The emerging Darwinian approach to analytics and augmented intelligence

Much has been made about the business implications of recent, rapid advancements in cognitive computing — that is, the possibility of advanced analytics tools to help human knowledge workers glean actionable insight from vast and deep lakes of historical, transactional and machine-generated information.

When utilized well, cognitive tools help humans identify patterns and surface previously undetected cyberattack patterns on your company, customer buying behavior or predictive signals of catastrophic equipment failure based on readings from sensor-enabled devices.

But as your business inevitably becomes more algorithmic, you’re faced with the next problem: Many algorithms, once discovered, have a remarkably short shelf-life. Algorithmic excellence in analytics requires more than just great math; you must also become as agile at killing off weak or vanquished algorithms as a NASCAR pit crew changing worn tires — you need to be replacing them with promising new ones. And you need to do it continuously, quickly, mercilessly and with abandon. In the digital business era, it’s the survival of the fittest algorithms.
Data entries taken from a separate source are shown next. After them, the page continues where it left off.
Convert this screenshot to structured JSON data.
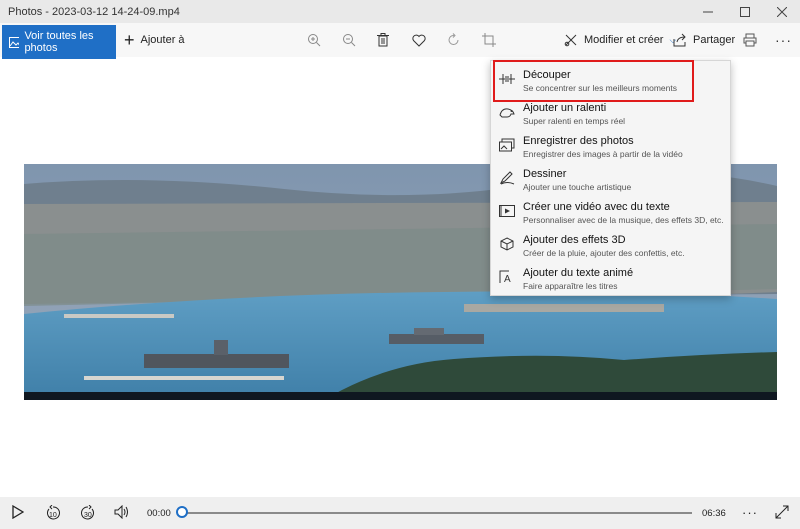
{
  "window": {
    "title": "Photos - 2023-03-12 14-24-09.mp4",
    "minimize_icon": "minimize-icon",
    "maximize_icon": "maximize-icon",
    "close_icon": "close-icon"
  },
  "toolbar": {
    "see_all_label": "Voir toutes les photos",
    "add_to_label": "Ajouter à",
    "modify_label": "Modifier et créer",
    "share_label": "Partager",
    "more_label": "···",
    "accent": "#1f6fc6"
  },
  "menu": {
    "items": [
      {
        "label": "Découper",
        "desc": "Se concentrer sur les meilleurs moments",
        "icon": "trim-icon"
      },
      {
        "label": "Ajouter un ralenti",
        "desc": "Super ralenti en temps réel",
        "icon": "slow-motion-icon"
      },
      {
        "label": "Enregistrer des photos",
        "desc": "Enregistrer des images à partir de la vidéo",
        "icon": "save-photos-icon"
      },
      {
        "label": "Dessiner",
        "desc": "Ajouter une touche artistique",
        "icon": "draw-icon"
      },
      {
        "label": "Créer une vidéo avec du texte",
        "desc": "Personnaliser avec de la musique, des effets 3D, etc.",
        "icon": "video-text-icon"
      },
      {
        "label": "Ajouter des effets 3D",
        "desc": "Créer de la pluie, ajouter des confettis, etc.",
        "icon": "effects-3d-icon"
      },
      {
        "label": "Ajouter du texte animé",
        "desc": "Faire apparaître les titres",
        "icon": "animated-text-icon"
      }
    ],
    "highlight_color": "#e01b1b"
  },
  "player": {
    "current_time": "00:00",
    "total_time": "06:36",
    "rewind_label": "10",
    "forward_label": "30",
    "more_label": "···",
    "progress": 0
  }
}
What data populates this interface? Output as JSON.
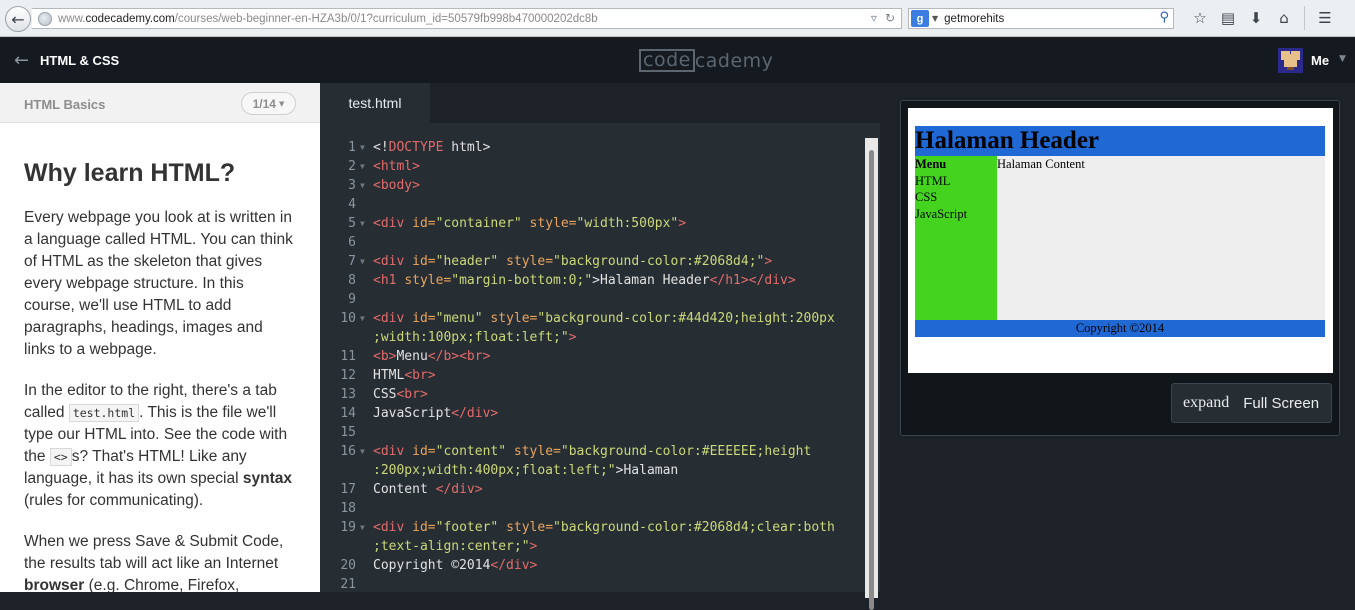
{
  "browser": {
    "url_prefix": "www.",
    "url_domain": "codecademy.com",
    "url_path": "/courses/web-beginner-en-HZA3b/0/1?curriculum_id=50579fb998b470000202dc8b",
    "search_value": "getmorehits",
    "search_engine_letter": "g"
  },
  "header": {
    "course_title": "HTML & CSS",
    "logo_code": "code",
    "logo_rest": "cademy",
    "user_name": "Me"
  },
  "lesson": {
    "unit_name": "HTML Basics",
    "progress": "1/14",
    "title": "Why learn HTML?",
    "p1": "Every webpage you look at is written in a language called HTML. You can think of HTML as the skeleton that gives every webpage structure. In this course, we'll use HTML to add paragraphs, headings, images and links to a webpage.",
    "p2_a": "In the editor to the right, there's a tab called ",
    "p2_code1": "test.html",
    "p2_b": ". This is the file we'll type our HTML into. See the code with the ",
    "p2_code2": "<>",
    "p2_c": "s? That's HTML! Like any language, it has its own special ",
    "p2_bold": "syntax",
    "p2_d": " (rules for communicating).",
    "p3_a": "When we press Save & Submit Code, the results tab will act like an Internet ",
    "p3_bold": "browser",
    "p3_b": " (e.g. Chrome, Firefox, Internet"
  },
  "editor": {
    "tab_name": "test.html",
    "line_numbers": [
      "1",
      "2",
      "3",
      "4",
      "5",
      "6",
      "7",
      "8",
      "9",
      "10",
      "",
      "11",
      "12",
      "13",
      "14",
      "15",
      "16",
      "",
      "17",
      "18",
      "19",
      "",
      "20",
      "21"
    ]
  },
  "result": {
    "header": "Halaman Header",
    "menu_title": "Menu",
    "menu_items": [
      "HTML",
      "CSS",
      "JavaScript"
    ],
    "content": "Halaman Content",
    "footer": "Copyright ©2014",
    "expand_label": "expand",
    "fullscreen_label": "Full Screen"
  },
  "colors": {
    "header_blue": "#2068d4",
    "menu_green": "#44d420",
    "content_grey": "#eeeeee"
  }
}
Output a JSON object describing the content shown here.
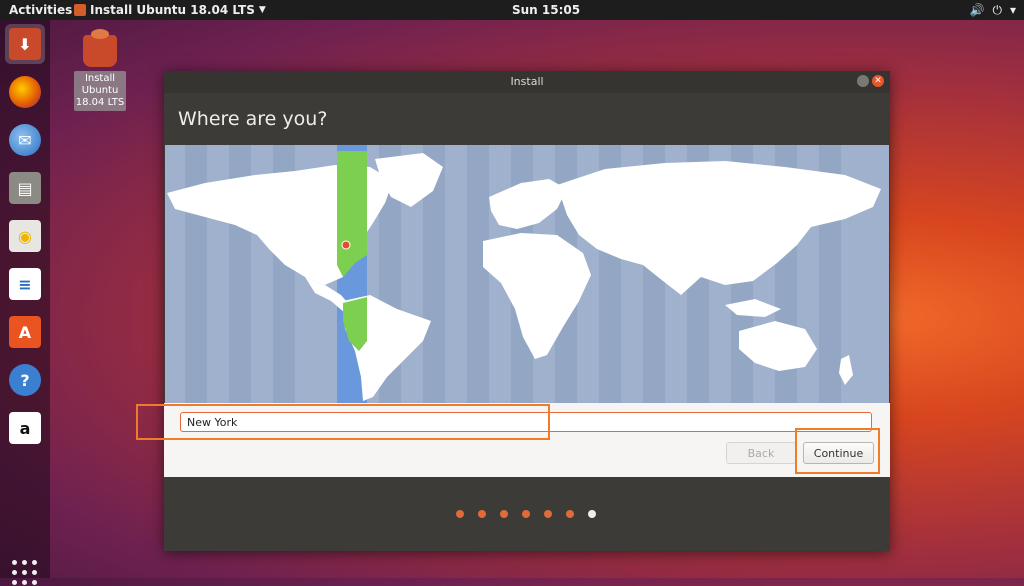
{
  "topbar": {
    "activities": "Activities",
    "app_name": "Install Ubuntu 18.04 LTS",
    "clock": "Sun 15:05"
  },
  "dock": {
    "items": [
      {
        "name": "ubuntu-installer",
        "color": "#c94a2a"
      },
      {
        "name": "firefox",
        "color": "#e66000"
      },
      {
        "name": "thunderbird",
        "color": "#2a6ebf"
      },
      {
        "name": "files",
        "color": "#8c8a85"
      },
      {
        "name": "rhythmbox",
        "color": "#f0b400"
      },
      {
        "name": "libreoffice-writer",
        "color": "#2a6ebf"
      },
      {
        "name": "ubuntu-software",
        "color": "#e95420"
      },
      {
        "name": "help",
        "color": "#3b7fd1"
      },
      {
        "name": "amazon",
        "color": "#ffffff"
      }
    ]
  },
  "desktop": {
    "icon_label_lines": [
      "Install",
      "Ubuntu",
      "18.04 LTS"
    ]
  },
  "window": {
    "title": "Install",
    "heading": "Where are you?",
    "city_value": "New York",
    "back_label": "Back",
    "continue_label": "Continue",
    "progress": {
      "total": 7,
      "current": 7
    }
  },
  "colors": {
    "accent": "#e95420",
    "map_water": "#9fb1cc",
    "map_land": "#ffffff",
    "timezone_highlight": "#6a98dd",
    "timezone_land": "#7ccf4f",
    "highlight_box": "#f07c2a"
  }
}
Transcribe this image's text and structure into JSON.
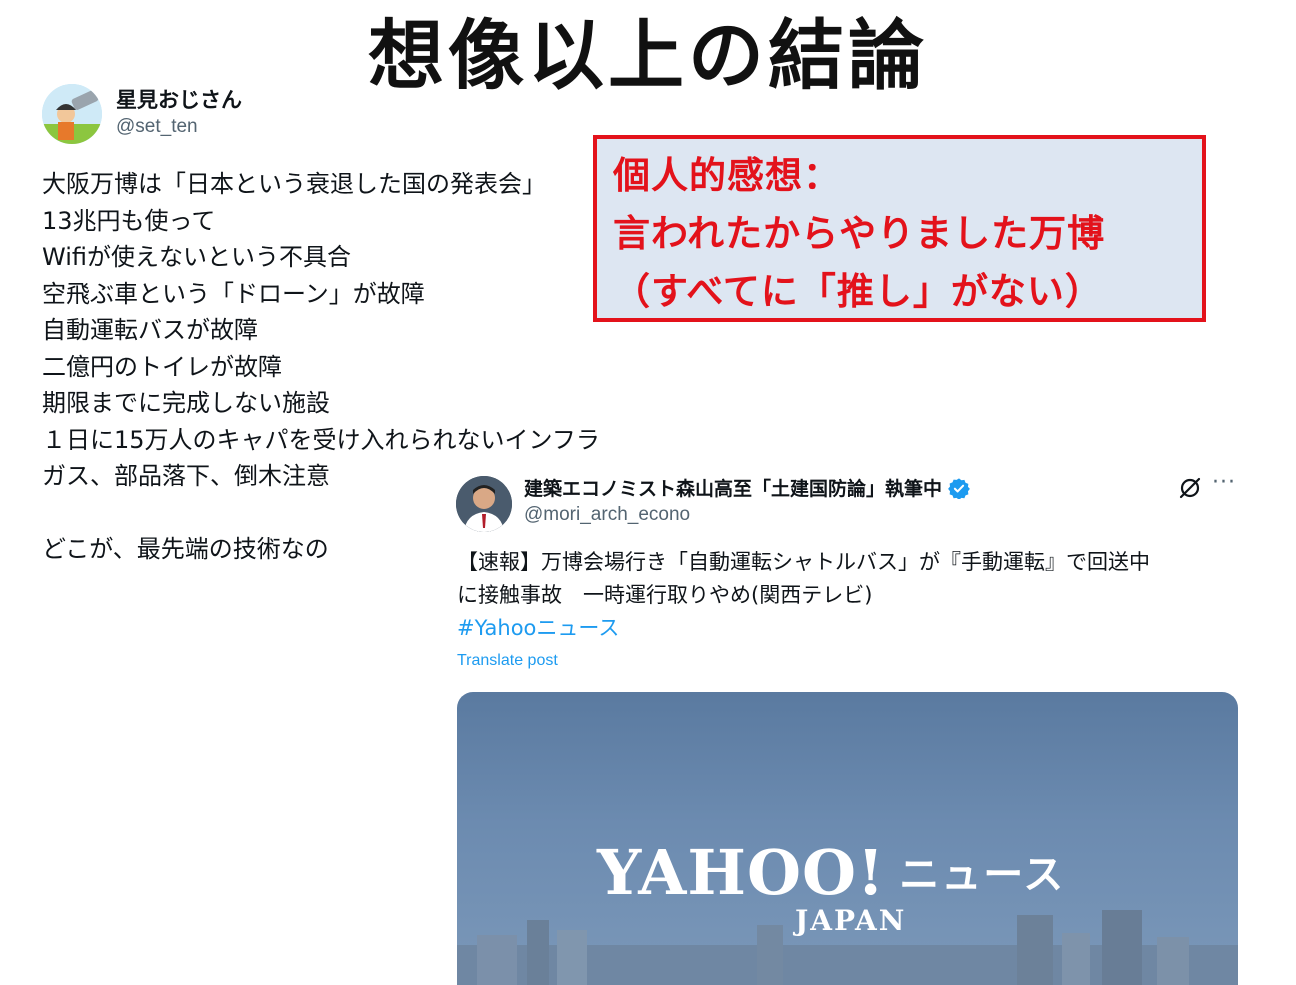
{
  "slide": {
    "title": "想像以上の結論"
  },
  "callout": {
    "lines": [
      "個人的感想：",
      "言われたからやりました万博",
      "（すべてに「推し」がない）"
    ]
  },
  "tweet1": {
    "display_name": "星見おじさん",
    "handle": "@set_ten",
    "lines": [
      "大阪万博は「日本という衰退した国の発表会」",
      "13兆円も使って",
      "Wifiが使えないという不具合",
      "空飛ぶ車という「ドローン」が故障",
      "自動運転バスが故障",
      "二億円のトイレが故障",
      "期限までに完成しない施設",
      "１日に15万人のキャパを受け入れられないインフラ",
      "ガス、部品落下、倒木注意",
      "",
      "どこが、最先端の技術なの"
    ]
  },
  "tweet2": {
    "display_name": "建築エコノミスト森山高至「土建国防論」執筆中",
    "handle": "@mori_arch_econo",
    "more_label": "···",
    "text_line1": "【速報】万博会場行き「自動運転シャトルバス」が『手動運転』で回送中",
    "text_line2": "に接触事故　一時運行取りやめ(関西テレビ)",
    "hashtag": "#Yahooニュース",
    "translate_label": "Translate post",
    "card": {
      "logo_word": "YAHOO!",
      "logo_news": "ニュース",
      "logo_sub": "JAPAN"
    }
  },
  "colors": {
    "accent_red": "#e3121b",
    "callout_bg": "#dde6f2",
    "link_blue": "#1d9bf0",
    "muted_text": "#536471"
  },
  "icons": [
    "verified-badge-icon",
    "grok-icon",
    "more-options-icon"
  ]
}
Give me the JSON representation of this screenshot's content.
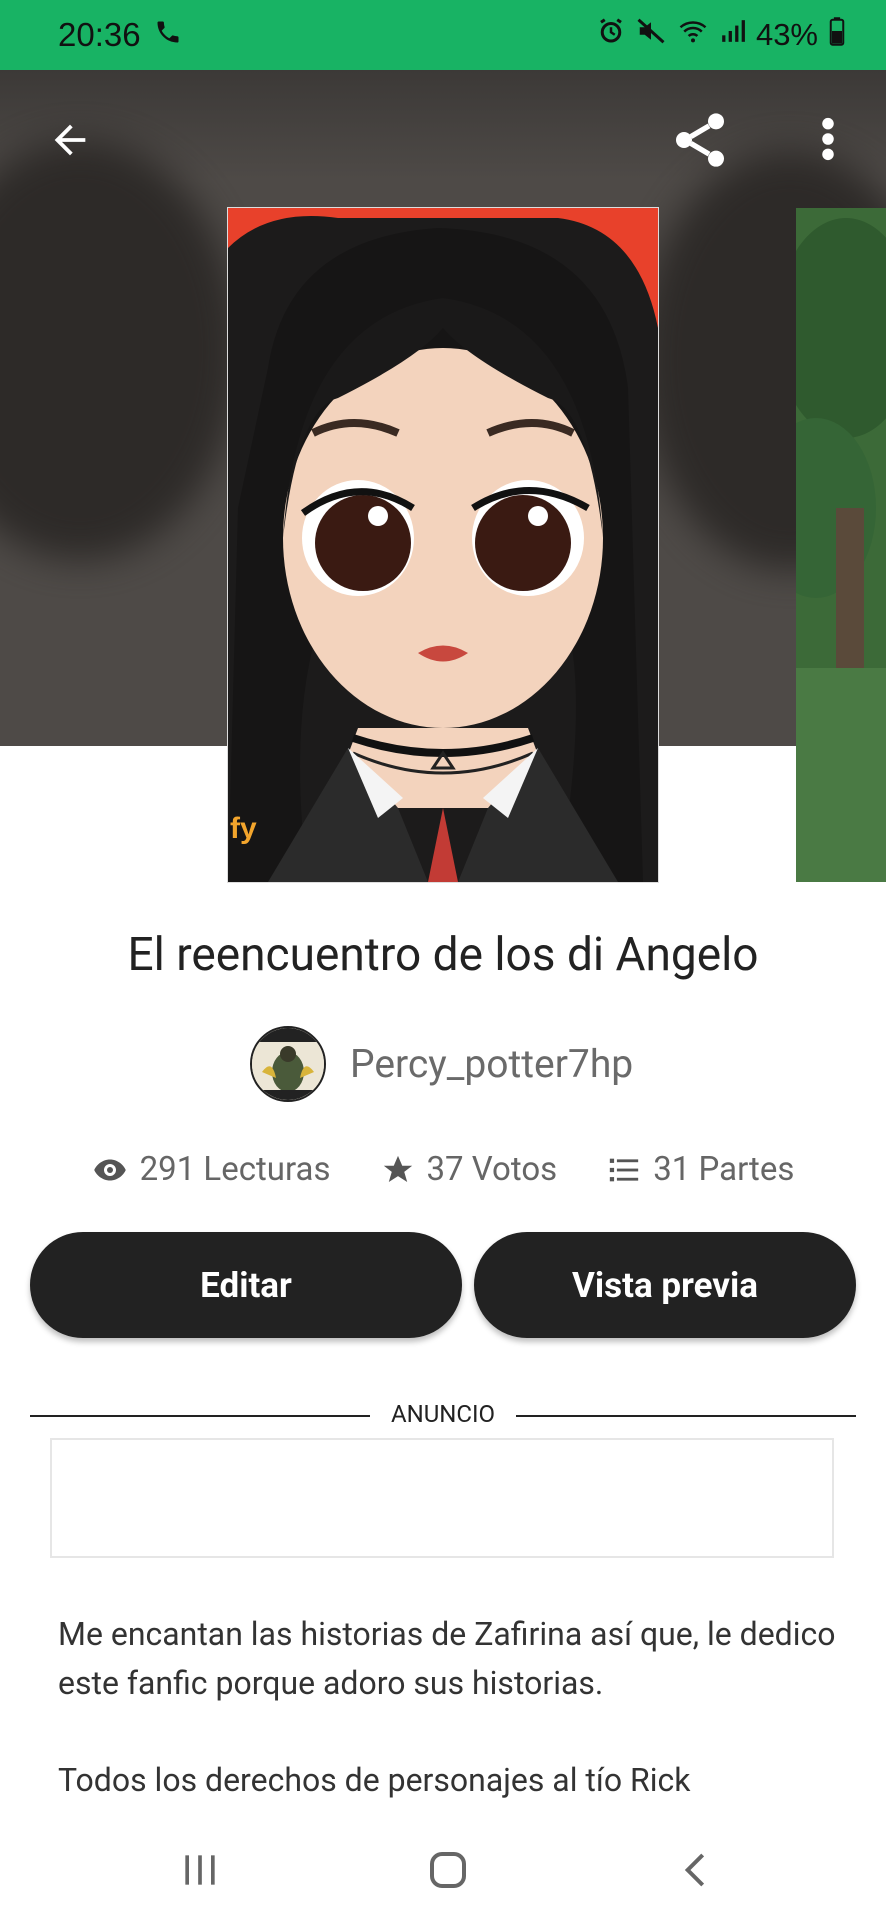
{
  "status_bar": {
    "time": "20:36",
    "battery": "43%"
  },
  "toolbar": {
    "back_icon": "arrow-left-icon",
    "share_icon": "share-icon",
    "more_icon": "more-vertical-icon"
  },
  "story": {
    "title": "El reencuentro de los di Angelo",
    "author": "Percy_potter7hp",
    "cover_watermark": "fy",
    "stats": {
      "reads": "291 Lecturas",
      "votes": "37 Votos",
      "parts": "31 Partes"
    },
    "description": [
      "Me encantan las historias de Zafirina así que, le dedico este fanfic porque adoro sus historias.",
      "Todos los derechos de personajes al tío Rick"
    ]
  },
  "actions": {
    "edit_label": "Editar",
    "preview_label": "Vista previa"
  },
  "ad": {
    "label": "ANUNCIO"
  },
  "colors": {
    "status_bar": "#18b364",
    "button_bg": "#222222",
    "hero_bg": "#4e4a47"
  }
}
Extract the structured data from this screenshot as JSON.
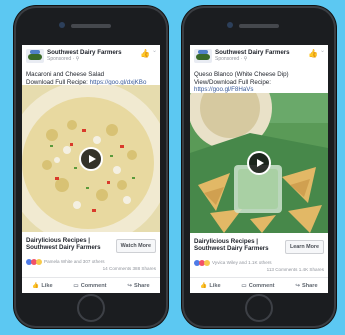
{
  "colors": {
    "background": "#5cc8f2",
    "link": "#365899"
  },
  "phones": [
    {
      "page_name": "Southwest Dairy Farmers",
      "sponsored": "Sponsored · ⚲",
      "post_line1": "Macaroni and Cheese Salad",
      "post_line2_prefix": "Download Full Recipe: ",
      "post_link": "https://goo.gl/dxjKBo",
      "cta_title_l1": "Dairylicious Recipes |",
      "cta_title_l2": "Southwest Dairy Farmers",
      "cta_button": "Watch More",
      "reactions_names": "Pamela White and 307 others",
      "counts": "14 Comments   388 Shares",
      "actions": [
        "Like",
        "Comment",
        "Share"
      ]
    },
    {
      "page_name": "Southwest Dairy Farmers",
      "sponsored": "Sponsored · ⚲",
      "post_line1": "Queso Blanco (White Cheese Dip)",
      "post_line2_prefix": "View/Download Full Recipe:",
      "post_link": "https://goo.gl/F8HaVs",
      "cta_title_l1": "Dairylicious Recipes |",
      "cta_title_l2": "Southwest Dairy Farmers",
      "cta_button": "Learn More",
      "reactions_names": "Vyvica Wiley and 1.1K others",
      "counts": "113 Comments   1.4K Shares",
      "actions": [
        "Like",
        "Comment",
        "Share"
      ]
    }
  ],
  "icons": [
    "thumbs-up-icon",
    "play-icon",
    "comment-icon",
    "share-icon",
    "chevron-down-icon"
  ]
}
In a cybersecurity example, after an attack, defense systems are updated to nullify the threat. But cybercriminals constantly invent new algorithms and attack again. To remain secure, firms must evolve the algorithms just as quickly as the attackers. Indeed, on Wall Street, trading algorithms have been found to be profitable for just six short weeks. After a month and a half, at most, competitors reverse-engineer your math and counter-attack.

For example, in cybersecurity and fraud detection, algorithmic efficacy is what separates the wheat from the chaff. It is well known that the infamous Target hack was actually detected by Target’s systems; the problem was that the 200-strong security monitoring team didn’t have algorithms that could identify the real hacking events from innocuous errors — it was simply too much information.

The most advanced field in algorithmic fraud detection is financial services, where the stakes are highest; one firm, Knight Capital, lost more than $440 million in just 40 minutes in 2013. Since then, algorithmic innovation has only accelerated. ConvergEx, one of the largest electronic stock agency dealers in the United States, whittles down more than 500 million events a day to the few hundred that matter.

The key is to build a system to easily gather and score the analytics that reduce the noise of streaming data. As Joe Weisbord, CIO of ConvergEx explained, it can take weeks and months to invent and refine algorithms that effectively identify which problems to attack. Once an organization has a set of strategies that work, they can run different strategies on different days depending on conditions, or invent new strategies based on old scenarios.

Strategies can be implemented entirely from scratch, as you learn more, and as systems change and introduce new patterns of failure. Financial markets can only be as safe as the algorithms that monitor them, and those algorithms need to constantly get smarter.

Algorithmic excellence in analytics requires more than just great math.

Another area of rapid algorithmic evolution is predictive maintenance. Now that the industrial Internet of Things provides streaming sensor readings from most equipment, it’s critical to immediately analyze those readings. That analysis predicts when a failure might occur based on algorithms that “see” the first signs of failure beginning to appear.

At a large oil and gas company, our data scientists worked for more than a year to define and refine the right set of signals that are saving the firm tens of millions of dollars in lost oil production and down time. Within that six months, hundreds of algorithms were created, tested and retested to boil down to the most effective ones, and more are under research. It’s a constant evolution of the intelligence of algorithmic systems.

Fortunately, we humans have invented tools that help quicken the evolution of algorithms from potentially eons to hours or minutes. These tools allow algorithms to evolve at warp speed, by augmenting the intuition and experience of knowledge workers to help them discover new algorithms, rapidly improve them, pre-flight them and deploy them in hours or days, not months or years.

  • Visual analytics turn pattern discovery into a process that does not necessarily require programming, although automation often helps. These tools empower data scientists to explore massive data lakes of history and match up models that can be used in real time to analyze conditions.
  • Analytic applications put simple point-and-click interface atop sophisticated math so non-data scientists can visualize the effects of, for example, clustering customers with a variable importance algorithm.
  • Streaming analytics inject algorithms directly into streaming data as it flows into or across a company to continuously monitor live conditions like watching for patterns of fraud as transactions happen.
  • Predictive analytics networks help data scientists crowdsource the best algorithms that, when checked in real time, can help reduce billions of events to the few that matter. The Comprehensive R Archive Network (CRAN) repository of more than 7,800 R packages helps crowdsource expert statistical and graphical techniques.
  • Continuous streaming data marts can be used to monitor an algorithm’s behavior in real time, with feedback used to tweak their behavior.
  • Machine learning helps accelerate the fitting of models and continuously retrains analytics to constantly refine parameters, allowing the analysis to always improve.

Leading data-driven companies constantly think about making their algorithms stronger. By promoting a hyper-fast culture of the survival of the fittest algorithms, they will ensure that today’s algorithms will be smarter tomorrow, and drive smarter business decisions for years to come.